Joseph John Aquilina

Personal information
- Date of birth: 16 February 1957 (age 68)
- Place of birth: Malta
- Position(s): Midfielder

Team information
- Current team: Zurrieq FC

Senior career*
- Years: Team / Apps / (Gls)
- 1976-1981: Sliema Wanderers / 47 / (1)
- 1981-1992: Floriana / 143 / (14)

International career
- 1979–1986: Malta / 14 / (0)

Managerial career
- 2002–2003: Marsaxlokk
- 2005: Valletta
- 2010: Żurrieq
- 2012: Pembroke Athleta
- 2018: Floriana

= Joseph John Aquilina =

Maltese footballer and manager

Joseph John Aquilina (born 16 February 1957 in Malta) is a retired footballer and current manager. During his career, he played as a midfielder for Sliema Wanderers.

==International career==
Aquilina made his debut for Malta in a June 1979 European Championship qualification match against Wales, coming on as a 78th-minute substitute for Ġużi Xuereb, and earned a total of 14 caps, scoring no goals.

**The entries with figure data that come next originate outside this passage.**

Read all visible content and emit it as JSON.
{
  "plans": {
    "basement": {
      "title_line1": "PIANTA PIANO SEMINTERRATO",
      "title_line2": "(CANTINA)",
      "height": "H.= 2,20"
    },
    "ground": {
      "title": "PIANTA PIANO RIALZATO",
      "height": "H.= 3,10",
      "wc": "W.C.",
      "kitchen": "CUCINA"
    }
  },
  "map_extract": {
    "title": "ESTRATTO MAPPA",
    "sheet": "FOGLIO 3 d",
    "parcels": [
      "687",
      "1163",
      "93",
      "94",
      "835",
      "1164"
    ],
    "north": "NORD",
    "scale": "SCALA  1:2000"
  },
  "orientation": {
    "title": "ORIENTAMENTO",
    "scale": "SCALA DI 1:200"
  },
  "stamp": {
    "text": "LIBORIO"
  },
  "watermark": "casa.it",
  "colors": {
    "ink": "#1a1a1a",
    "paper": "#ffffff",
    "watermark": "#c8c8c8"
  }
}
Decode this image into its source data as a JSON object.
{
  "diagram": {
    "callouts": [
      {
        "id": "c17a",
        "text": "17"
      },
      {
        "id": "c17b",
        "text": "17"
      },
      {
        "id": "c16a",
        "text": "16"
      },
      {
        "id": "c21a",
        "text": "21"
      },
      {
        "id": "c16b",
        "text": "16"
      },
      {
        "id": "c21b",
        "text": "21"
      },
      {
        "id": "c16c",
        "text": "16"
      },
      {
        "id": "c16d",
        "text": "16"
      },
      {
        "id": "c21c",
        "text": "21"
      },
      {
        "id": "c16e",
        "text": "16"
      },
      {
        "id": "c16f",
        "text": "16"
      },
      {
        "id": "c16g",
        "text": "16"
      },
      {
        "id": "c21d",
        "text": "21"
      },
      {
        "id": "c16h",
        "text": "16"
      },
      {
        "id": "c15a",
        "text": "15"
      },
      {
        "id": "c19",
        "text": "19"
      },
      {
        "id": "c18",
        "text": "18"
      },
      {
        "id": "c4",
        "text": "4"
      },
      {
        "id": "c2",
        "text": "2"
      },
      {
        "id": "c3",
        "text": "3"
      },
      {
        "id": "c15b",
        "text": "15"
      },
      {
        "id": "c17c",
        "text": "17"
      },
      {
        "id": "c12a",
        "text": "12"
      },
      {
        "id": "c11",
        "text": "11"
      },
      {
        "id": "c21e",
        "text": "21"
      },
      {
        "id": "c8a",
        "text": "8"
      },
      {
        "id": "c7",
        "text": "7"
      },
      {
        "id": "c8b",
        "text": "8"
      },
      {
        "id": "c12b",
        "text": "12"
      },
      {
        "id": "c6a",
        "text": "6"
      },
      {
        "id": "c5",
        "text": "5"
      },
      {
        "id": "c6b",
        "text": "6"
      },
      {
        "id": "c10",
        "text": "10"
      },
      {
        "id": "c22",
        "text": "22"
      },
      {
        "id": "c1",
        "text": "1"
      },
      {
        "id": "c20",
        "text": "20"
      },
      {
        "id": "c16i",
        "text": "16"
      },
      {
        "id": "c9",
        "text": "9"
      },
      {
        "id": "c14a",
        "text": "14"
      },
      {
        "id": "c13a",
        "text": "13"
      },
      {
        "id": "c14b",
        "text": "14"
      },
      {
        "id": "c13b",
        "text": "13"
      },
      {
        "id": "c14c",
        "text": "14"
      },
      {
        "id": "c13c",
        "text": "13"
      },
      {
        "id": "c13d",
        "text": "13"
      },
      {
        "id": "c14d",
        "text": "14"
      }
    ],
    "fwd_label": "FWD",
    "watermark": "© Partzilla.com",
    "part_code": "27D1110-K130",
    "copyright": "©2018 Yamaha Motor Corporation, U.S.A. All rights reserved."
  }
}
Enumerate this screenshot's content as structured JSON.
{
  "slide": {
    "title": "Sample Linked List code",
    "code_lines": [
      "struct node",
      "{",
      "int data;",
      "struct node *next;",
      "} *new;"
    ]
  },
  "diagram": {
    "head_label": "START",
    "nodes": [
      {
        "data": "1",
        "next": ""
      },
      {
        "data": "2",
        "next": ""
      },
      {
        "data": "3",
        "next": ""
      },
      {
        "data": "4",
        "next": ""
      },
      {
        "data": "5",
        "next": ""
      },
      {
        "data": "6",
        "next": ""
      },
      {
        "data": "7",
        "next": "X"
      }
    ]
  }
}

His final international was a November 1986 European Championship qualifier against Sweden.

==Managerial career==
Aquilina has coached Marsaxlokk and Valletta. On 20 October 2010 Aquilina was appointed coach of Żurrieq.

Recently JJ was appointed as assistant coach at Floriana in order to assist senior team coach Nicolas Hernan Chiesa with his managerial duties.